According to the report, Miller has been scouring through the entire federal code looking for provisions that would allow Trump to legally halt immigration to the United States. He’s certainly showed creativity, reportedly proposing that traffickers transporting migrants across the border be designated as terrorists so that the U.S. could deny entry to asylum-seekers on the grounds that they aided a foreign terrorist organization.

As he enacted child separation and pushed to suppress information that showed refugees have a net positive impact on government revenue, Miller also looked for opportunities to use the broad executive authority surrounding public health to restrict immigration. Last year, he attempted to curtail entry following a mumps outbreak in detention facilities in six states. In 2018, he attempted a similar feat when dozens of migrants got sick in federal custody. Despite allegations that the illnesses were caused by negligent Customs and Border Patrol care, Miller — practiced in the racist idea that immigrants are vectors for the spread of disease — claimed the local outbreak could be grounds for the president to close the border.

Although Miller and Trump were reportedly dissuaded from these options by “cabinet secretaries and lawyers who argued that the public-health situation at the time did not provide sufficient legal basis,” COVID-19 has provided an opportunity to dampen immigration without facing the public outrage that followed Miller’s child-separation policy.

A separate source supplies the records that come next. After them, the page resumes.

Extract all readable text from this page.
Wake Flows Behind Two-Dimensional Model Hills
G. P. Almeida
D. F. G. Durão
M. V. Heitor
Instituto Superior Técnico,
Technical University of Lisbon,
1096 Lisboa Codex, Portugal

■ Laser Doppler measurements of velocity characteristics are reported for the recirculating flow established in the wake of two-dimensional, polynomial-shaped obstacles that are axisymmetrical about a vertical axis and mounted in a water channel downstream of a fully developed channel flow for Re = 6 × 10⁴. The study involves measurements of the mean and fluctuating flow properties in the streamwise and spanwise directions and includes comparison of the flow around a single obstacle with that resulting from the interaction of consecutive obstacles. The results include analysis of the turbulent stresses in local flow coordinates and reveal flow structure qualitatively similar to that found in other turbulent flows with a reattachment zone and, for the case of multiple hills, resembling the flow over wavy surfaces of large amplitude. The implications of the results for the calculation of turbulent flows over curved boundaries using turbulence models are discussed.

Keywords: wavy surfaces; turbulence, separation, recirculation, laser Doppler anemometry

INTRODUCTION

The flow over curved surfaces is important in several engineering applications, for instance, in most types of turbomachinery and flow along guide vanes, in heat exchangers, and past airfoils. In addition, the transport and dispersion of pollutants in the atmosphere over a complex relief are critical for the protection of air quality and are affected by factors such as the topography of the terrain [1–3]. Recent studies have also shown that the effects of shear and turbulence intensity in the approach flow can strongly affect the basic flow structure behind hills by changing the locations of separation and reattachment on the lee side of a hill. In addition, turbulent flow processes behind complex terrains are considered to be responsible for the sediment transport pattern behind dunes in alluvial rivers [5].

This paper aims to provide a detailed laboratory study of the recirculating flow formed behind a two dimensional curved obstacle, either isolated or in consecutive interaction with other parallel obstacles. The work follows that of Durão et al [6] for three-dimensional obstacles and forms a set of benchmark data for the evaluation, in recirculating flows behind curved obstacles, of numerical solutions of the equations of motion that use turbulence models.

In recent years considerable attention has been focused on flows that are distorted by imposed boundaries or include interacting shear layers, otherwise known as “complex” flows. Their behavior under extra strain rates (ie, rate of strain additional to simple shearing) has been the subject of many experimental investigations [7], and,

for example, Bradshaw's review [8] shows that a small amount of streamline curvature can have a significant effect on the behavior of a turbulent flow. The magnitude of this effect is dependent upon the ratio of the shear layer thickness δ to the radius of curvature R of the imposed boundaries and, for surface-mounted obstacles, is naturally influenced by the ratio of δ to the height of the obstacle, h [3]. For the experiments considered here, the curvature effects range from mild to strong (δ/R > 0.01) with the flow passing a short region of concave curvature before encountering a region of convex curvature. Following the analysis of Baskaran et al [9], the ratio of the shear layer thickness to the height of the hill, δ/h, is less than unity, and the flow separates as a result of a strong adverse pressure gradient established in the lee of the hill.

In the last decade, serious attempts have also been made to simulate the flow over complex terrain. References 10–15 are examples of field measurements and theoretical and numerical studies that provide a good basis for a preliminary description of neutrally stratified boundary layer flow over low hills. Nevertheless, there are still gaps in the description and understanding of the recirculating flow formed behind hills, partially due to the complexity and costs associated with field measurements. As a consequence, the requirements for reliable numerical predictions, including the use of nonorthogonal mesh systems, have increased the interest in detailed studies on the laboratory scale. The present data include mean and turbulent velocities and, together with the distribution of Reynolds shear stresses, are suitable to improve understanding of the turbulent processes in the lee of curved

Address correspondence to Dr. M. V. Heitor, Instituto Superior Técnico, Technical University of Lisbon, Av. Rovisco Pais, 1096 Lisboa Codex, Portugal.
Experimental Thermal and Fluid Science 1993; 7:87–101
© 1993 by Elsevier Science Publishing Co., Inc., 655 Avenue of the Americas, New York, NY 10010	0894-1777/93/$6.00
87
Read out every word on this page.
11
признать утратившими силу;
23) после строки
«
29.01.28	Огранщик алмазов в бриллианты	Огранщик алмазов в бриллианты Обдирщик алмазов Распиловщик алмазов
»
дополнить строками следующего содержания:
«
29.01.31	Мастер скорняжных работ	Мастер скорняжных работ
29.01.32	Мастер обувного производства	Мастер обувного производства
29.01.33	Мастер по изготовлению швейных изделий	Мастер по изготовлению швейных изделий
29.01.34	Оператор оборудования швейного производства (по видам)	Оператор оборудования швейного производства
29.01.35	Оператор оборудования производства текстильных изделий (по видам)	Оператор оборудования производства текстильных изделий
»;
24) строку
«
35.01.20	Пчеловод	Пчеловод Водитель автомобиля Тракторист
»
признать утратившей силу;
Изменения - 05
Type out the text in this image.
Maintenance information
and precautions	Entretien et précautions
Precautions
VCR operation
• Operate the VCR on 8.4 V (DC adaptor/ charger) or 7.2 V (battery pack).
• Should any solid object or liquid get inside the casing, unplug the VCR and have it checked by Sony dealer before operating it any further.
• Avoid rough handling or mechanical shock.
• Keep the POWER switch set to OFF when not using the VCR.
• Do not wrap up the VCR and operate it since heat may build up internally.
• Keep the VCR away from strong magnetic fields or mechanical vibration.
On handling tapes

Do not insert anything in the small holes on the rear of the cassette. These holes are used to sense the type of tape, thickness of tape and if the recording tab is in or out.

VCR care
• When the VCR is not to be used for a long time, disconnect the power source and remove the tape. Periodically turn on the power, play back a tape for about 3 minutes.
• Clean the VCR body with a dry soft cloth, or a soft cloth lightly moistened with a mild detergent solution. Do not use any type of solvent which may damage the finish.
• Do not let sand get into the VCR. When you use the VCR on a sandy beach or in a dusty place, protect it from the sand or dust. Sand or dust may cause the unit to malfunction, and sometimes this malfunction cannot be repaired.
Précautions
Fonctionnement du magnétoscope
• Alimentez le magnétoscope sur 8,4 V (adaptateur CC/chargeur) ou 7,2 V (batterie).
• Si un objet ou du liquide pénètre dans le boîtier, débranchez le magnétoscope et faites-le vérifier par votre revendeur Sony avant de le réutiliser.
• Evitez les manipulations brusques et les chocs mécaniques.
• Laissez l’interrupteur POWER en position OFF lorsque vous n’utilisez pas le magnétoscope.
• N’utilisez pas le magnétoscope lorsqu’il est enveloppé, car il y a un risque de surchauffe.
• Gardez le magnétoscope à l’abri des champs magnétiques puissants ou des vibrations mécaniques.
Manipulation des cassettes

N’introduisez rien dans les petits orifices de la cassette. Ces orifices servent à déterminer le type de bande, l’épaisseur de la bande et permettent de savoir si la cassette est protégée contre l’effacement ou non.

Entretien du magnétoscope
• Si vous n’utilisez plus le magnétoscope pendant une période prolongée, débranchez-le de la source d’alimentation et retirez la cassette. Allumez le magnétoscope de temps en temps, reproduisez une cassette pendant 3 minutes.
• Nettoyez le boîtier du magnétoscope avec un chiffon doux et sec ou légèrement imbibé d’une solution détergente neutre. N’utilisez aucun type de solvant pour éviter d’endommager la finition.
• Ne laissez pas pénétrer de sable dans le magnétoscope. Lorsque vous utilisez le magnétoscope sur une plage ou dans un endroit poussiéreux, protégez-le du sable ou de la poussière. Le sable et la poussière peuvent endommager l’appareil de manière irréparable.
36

According to three former officials who spoke with the Times, the legal work to justify potential decisions made during the pandemic has been “repurposed from old draft executive orders and policy discussions that have taken place repeatedly since Mr. Trump took office.”

As the pandemic kills thousands of Americans every week, Miller is looking to reshape immigration policy with a focus that the Trump administration has been unable to attain on most of its policy fronts:

The coronavirus pandemic has created an opening for some of Mr. Miller’s other longstanding policy goals, such as finding a way to quickly deport children who travel to the United States without a parent or other adult. Mr. Miller considered that category of migrants among the most difficult to stop, said one official who had discussed it with him, because the young people are protected legally by substantial due process requirements designed to ensure that deportation would not place them in harm’s way.


Since border crossings were scaled back under the coronavirus restrictions, even unaccompanied children and teenagers have been turned away.

Meanwhile, Miller is reportedly pushing for the extended detainment of unaccompanied migrant children, requiring them to be held in CBP custody rather than transferred to the Office of Refugee Resettlement, which would eventually find sponsors if the children had family within the states. And to help prohibit this resettlement process, Miller is reportedly advocating that any sponsors in the program get fingerprinted, making it less likely for undocumented family members to pursue custody.

Still, Miller’s success has been limited. Though the president warned of a total immigration ban “to protect our U.S. workers” on April 20, that was watered down to an executive order freezing the issuance of green cards for 60 days. But the White House adviser is still thinking big: To help achieve his goals, the Times reports that Miller is lobbying for the administration to invoke the Insurrection Act. Dating back to 1807, the law allows the military to be deployed in times of civil unrest; Miller’s plan is to then send troops to the border to prevent migrant entry.